In years past, our crew is typically split up between Carmen and the nearby town of Helena, as we combine in both places. Dad has consistently been harvesting wheat around Helena for over 30 years. However, this past winter one of our long time farmers, Virgil, from the area passed away. Helena endured an even more severe drought, leaving many farming operations with little to no wheat to harvest. Virgil’s son, Tom, has taken over the farming and had to destroy over half of their wheat crop this year due to the impact of the drought. It was a strange feeling to pass by one of our usual stops this season but change is part of harvest. Hopefully next year brings more moisture to the area and in turn, more acres in our harvest run!
Photo credit goes out to the crew again!
It’s the heat of harvest but you wouldn’t be able to guess that by this photo, huh? This is the grain elevator in the nearby town of Cherokee. There’s no activity, no truck line, no weighing in or out, no farmers stopping by to sell wheat, no harvesters checking moisture samples – just a whole lot of nothing going on. Unfortunately, this year’s poor wheat crop has had a major impact on all aspects of harvest. This is just a glimpse of how most of the elevators look clear across the state – empty and vacant.
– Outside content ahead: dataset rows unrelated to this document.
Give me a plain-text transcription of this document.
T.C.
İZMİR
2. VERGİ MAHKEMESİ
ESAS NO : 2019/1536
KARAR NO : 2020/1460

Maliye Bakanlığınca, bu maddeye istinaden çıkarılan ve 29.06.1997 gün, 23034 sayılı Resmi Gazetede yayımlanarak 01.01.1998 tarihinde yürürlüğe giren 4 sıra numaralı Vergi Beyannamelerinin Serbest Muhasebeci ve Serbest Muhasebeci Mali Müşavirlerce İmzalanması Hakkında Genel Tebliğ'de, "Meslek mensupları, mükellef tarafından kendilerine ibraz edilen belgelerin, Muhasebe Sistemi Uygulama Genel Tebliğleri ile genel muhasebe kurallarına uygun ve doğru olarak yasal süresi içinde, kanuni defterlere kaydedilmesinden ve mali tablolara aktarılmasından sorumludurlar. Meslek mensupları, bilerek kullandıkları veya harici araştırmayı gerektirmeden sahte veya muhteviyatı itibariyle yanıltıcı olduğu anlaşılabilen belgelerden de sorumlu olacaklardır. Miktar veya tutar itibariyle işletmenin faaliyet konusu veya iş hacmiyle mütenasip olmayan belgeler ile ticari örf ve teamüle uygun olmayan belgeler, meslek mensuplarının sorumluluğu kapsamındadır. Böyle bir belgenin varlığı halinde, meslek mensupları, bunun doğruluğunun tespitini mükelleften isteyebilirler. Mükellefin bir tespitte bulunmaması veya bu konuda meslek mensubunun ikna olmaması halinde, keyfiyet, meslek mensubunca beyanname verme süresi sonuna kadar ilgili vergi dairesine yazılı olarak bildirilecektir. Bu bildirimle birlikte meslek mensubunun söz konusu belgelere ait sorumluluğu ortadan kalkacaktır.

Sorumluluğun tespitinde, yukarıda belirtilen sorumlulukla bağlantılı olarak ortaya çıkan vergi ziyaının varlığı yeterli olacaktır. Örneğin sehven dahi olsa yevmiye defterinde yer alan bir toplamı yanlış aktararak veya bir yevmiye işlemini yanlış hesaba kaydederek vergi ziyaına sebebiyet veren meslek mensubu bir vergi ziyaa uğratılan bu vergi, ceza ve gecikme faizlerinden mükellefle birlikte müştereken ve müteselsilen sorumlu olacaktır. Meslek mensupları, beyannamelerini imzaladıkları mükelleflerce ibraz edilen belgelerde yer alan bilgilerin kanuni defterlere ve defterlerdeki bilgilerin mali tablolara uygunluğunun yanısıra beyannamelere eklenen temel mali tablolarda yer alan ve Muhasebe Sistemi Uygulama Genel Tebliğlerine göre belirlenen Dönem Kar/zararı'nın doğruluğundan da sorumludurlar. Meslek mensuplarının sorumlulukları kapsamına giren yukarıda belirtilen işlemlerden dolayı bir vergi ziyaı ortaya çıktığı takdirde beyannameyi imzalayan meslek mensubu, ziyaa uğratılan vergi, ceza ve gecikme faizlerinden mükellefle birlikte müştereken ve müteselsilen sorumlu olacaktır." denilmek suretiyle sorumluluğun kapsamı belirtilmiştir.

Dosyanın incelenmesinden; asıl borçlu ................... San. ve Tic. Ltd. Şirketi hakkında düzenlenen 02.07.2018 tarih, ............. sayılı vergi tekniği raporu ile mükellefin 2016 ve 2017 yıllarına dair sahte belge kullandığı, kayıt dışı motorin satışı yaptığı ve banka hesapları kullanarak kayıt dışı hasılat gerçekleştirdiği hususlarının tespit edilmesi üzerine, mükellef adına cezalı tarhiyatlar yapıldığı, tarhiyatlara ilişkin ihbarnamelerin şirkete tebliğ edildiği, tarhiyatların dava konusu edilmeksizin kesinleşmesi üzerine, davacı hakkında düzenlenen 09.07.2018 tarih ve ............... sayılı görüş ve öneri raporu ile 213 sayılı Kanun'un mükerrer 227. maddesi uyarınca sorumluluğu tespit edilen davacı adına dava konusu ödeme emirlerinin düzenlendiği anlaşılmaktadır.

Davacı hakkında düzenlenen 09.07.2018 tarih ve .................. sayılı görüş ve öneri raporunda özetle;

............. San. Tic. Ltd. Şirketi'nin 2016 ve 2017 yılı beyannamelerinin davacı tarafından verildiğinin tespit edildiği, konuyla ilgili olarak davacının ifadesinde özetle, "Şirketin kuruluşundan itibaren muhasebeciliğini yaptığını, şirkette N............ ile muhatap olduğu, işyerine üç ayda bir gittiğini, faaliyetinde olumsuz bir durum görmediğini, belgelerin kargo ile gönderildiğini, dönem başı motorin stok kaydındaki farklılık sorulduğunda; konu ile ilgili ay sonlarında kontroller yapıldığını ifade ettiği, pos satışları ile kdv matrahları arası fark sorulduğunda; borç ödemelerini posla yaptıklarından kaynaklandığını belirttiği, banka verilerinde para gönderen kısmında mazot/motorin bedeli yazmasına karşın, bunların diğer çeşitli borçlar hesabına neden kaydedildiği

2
Agriculture runs deep in Neal’s blood as he is a 4th generation farmer. When Brandon asked Neal if he thought next year’s crop would be any better he simply replied, “You just have to have faith in good Lord upstairs.”
The crew had one last lunch with Neal and Mary before we loaded up and headed north. In their living room Mary has a sign that reads, “There is always, always something to be thankful for.” Living in the world of agriculture I think those are some wonderful words to live by.
Blast to the Past – Flashback to 2012: In memory of Virgil Thorpe. Roland Harvesting combines one of Virgil’s fields outside of Helena. The yields that summer were around 50 bushels per acre. This year we have yet to see any wheat like this! Virgil was an avid reader of All Aboard Wheat Harvest and is truly missed by all who knew him.